Ma veniamo al nostro Paese. In Italia il tasso di fecondità si assesta a 1,3 figli per donna, ciò la rende terzultima nella classifica europea. A fare difetto - come rileva l’Istat nel rapporto di recente pubblicazione “Essere madri in italia, anno 2005” - non è la mancanza di voglia di fare figli: il numero “atteso” di figli per le madri italiane è in media di 2,19 ma il numero effettivo nel 2005 è stato di soli 1,33. Perché? Le madri hanno dichiarato che l’impatto con difficoltà economiche, di lavoro e di organizzazione si è tradotto in una rinuncia ad affrontare nuove gravidanze. Le motivazioni? Perdita del lavoro per licenziamento oppure notevoli disagi per la cura dei figli: solo il 27,8 per cento frequenta un asilo pubblico o privato mentre nel 52,3 per cento dei casi i figli vengono affidati ai nonni. Il 28,3 per cento delle madri che non si avvalgono di un asilo nido lo avrebbe fatto se non fosse così alta la retta o se avessero trovato posto.
Di fronte a questi dati sorprende come nel dibattito politico e mediatico di questi giorni si insista a discutere su temi come eutanasia e riconoscimento delle coppie di fatto, attribuendo a queste questioni la necessità “urgente” di legislazione e regolamentazione.
L’urgenza di questa necessità è alquanto dubbia visti i dati. Il nostro Paese, come molti altri in Europa, ha un vero grande problema: quello di porre rimedio allo squilibrio del sistema previdenziale che si sta sempre più aggravando a causa dell’invecchiamento della popolazione. Sempre più si sta andando in direzione di un paese di anziani, con poca forza lavoro giovane, e quindi pochi contribuenti, e molti soggetti che pesano sulle casse dello stato (pensionati, disabili, malati gravi ecc.).  
Sorprende quanto spazio sui media viene dedicato a come dare una buona morte agli anziani o come dare sostegno e riconoscimento a chi non si vuole sposare.
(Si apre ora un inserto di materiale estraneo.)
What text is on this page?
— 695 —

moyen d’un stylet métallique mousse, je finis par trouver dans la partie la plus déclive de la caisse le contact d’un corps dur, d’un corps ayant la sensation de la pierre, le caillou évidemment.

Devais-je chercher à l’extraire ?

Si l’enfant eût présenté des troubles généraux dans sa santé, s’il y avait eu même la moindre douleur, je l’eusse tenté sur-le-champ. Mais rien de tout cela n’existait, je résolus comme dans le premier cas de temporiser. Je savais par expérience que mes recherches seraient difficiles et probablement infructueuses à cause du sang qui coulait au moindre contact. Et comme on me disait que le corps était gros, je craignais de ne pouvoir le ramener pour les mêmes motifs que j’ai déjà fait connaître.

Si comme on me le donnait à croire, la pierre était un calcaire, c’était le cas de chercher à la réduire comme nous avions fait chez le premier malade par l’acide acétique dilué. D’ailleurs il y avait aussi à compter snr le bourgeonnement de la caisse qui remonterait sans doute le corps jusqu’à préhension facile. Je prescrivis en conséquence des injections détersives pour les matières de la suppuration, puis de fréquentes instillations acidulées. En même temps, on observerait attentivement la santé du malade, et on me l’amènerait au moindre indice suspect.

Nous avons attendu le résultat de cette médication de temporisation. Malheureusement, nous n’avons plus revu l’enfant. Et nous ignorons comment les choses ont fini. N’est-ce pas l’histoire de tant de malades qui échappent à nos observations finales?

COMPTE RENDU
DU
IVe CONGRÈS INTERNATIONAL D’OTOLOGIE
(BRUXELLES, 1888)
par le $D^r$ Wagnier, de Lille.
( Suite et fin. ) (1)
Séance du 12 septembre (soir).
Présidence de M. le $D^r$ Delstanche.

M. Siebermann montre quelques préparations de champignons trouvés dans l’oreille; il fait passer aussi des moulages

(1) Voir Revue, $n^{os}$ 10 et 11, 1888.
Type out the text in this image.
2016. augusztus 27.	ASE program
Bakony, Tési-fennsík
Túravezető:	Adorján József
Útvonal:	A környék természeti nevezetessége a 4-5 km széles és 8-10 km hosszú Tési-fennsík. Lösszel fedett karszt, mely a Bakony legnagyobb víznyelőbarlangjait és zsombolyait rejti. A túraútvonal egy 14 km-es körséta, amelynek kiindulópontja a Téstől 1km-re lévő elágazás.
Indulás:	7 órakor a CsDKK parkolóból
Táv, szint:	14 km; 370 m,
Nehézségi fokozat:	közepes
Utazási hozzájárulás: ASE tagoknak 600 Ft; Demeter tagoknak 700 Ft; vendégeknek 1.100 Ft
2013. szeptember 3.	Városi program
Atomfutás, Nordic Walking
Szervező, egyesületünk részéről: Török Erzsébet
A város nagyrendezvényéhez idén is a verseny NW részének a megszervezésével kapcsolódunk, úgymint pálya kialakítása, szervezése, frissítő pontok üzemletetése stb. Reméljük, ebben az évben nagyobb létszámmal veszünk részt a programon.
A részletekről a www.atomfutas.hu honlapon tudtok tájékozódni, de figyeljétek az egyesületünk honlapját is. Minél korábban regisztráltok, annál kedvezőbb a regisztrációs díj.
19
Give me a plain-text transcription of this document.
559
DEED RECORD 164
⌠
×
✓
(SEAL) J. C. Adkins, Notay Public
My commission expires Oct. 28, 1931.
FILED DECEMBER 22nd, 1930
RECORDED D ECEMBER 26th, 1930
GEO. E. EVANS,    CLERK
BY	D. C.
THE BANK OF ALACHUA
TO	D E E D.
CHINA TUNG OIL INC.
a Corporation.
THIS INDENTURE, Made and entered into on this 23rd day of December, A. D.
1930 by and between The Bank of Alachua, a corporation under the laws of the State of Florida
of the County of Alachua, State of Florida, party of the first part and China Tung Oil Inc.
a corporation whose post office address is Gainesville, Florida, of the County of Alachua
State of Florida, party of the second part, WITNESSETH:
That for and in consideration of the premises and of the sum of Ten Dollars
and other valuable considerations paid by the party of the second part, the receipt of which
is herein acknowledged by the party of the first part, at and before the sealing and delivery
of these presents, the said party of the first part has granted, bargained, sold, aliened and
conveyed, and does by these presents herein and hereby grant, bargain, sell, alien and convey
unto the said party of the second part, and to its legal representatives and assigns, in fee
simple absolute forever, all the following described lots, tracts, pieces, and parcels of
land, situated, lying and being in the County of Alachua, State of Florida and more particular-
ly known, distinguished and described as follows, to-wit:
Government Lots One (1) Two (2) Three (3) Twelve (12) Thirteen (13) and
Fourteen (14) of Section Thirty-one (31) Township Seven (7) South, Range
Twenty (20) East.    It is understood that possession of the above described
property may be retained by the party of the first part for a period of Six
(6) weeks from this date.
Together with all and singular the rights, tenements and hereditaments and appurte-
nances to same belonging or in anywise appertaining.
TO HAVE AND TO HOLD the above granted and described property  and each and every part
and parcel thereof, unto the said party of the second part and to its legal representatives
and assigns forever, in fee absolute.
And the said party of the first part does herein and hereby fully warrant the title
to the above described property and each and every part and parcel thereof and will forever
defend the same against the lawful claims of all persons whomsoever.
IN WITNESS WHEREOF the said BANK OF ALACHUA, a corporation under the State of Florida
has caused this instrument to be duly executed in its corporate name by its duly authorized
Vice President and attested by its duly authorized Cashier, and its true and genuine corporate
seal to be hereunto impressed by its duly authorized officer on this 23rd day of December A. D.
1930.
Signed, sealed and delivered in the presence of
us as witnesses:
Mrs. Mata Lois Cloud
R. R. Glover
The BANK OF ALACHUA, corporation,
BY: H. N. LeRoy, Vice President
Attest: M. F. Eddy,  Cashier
Mentre di quei giovani che sono disposti a mettere su famiglia se ne parla poco. Eppure la Francia insegna e l’Inghilterra se ne sta rendendo conto. Sono sufficienti alcune riforme: garantire alle donne la possibilità di continuare a lavorare anche se diventano madri, rendere gratis o comunque molto meno dispendiosi asili nido e servizi all’infanzia, ridurre la precarietà del lavoro giovanile.
Questo è urgente in Italia: mettere i giovani in condizione di stabilità economica, permettersi una casa e fare carriera anche se fanno figli. Questo genererebbe vera ricchezza per tutto il Paese. Si avrebbe una ripresa della natalità e della stabilità familiare con tutti i vantaggi economici e sociali che comportano.
Una volta presa questa direzione per risolvere le vere urgenze, allora sì che ci si potrebbe dedicare alle altre questioni importanti ma sicuramente, lo dicono i dati, meno urgenti.
Il sospetto che allora affiora è che forse in Italia succede la stessa cosa che accade in alcune città Brasiliane in cui il sindaco si dedica ad abbellire le aiuole delle strade e a dare incentivi per la tv satellitare, mentre in città non esiste un sistema di fogne che richiede un impegno prolungato, oltre il mandato politico, ed è troppo poco visibile ai cittadini per favorire la rielezione.